# [SOLVED] i phone 6 trying to ERASE keeps prompting for an ID I DONT HAVE HELP!!



## lennonforever (May 13, 2008)

I am beyond all help and stressed to the point of no return

I am trying to erase ALL CONTENT from the 6 I have but cannot do a thing cause it keeps asking for a pass word to an old email i no longer have and cannot remember the pass anyway.

I went to apple . com and created a new email and pass word.

I went and deleted the icloud and itunes on my computer - thinking this would help.

I cannot do a damn thing with thing phone and am losing it.

Please tell me what I should do - should I call apple?

thank you in advance you lucky brainy folks


----------



## sobeit (Nov 11, 2007)

*Re: i phone 6 trying to ERASE keeps prompting for an ID I DONT HAVE HELP!!*

going have to call apple since it is a password issue.
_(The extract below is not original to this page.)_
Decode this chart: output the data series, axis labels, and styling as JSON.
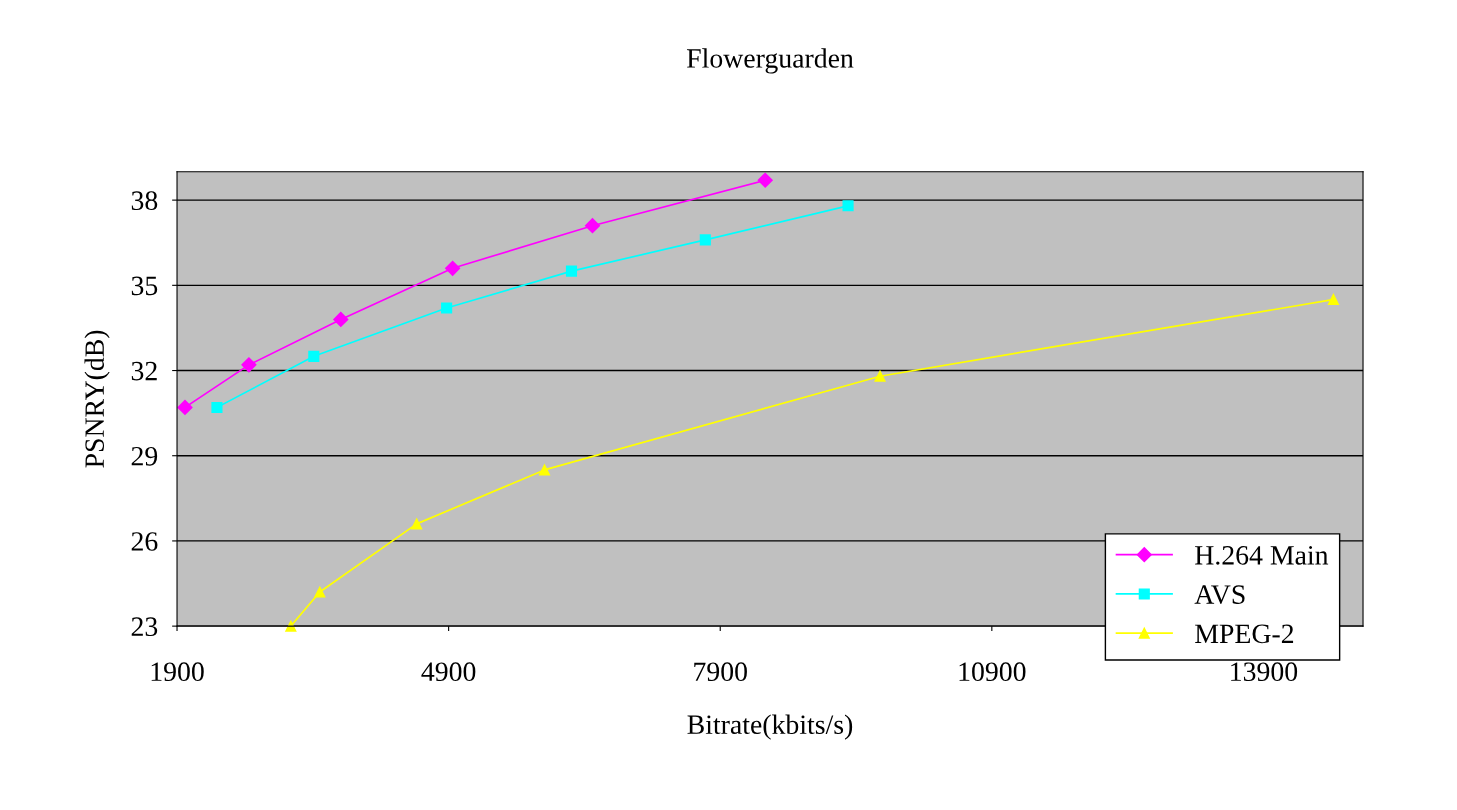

It is against the rules to help bypass passwords .


----------



## joeten (Dec 4, 2008)

*Re: i phone 6 trying to ERASE keeps prompting for an ID I DONT HAVE HELP!!*

There are pages of info in google. Apple has a slew of info.


----------



## lennonforever (May 13, 2008)

*Re: i phone 6 trying to ERASE keeps prompting for an ID I DONT HAVE HELP!!*

thank you


----------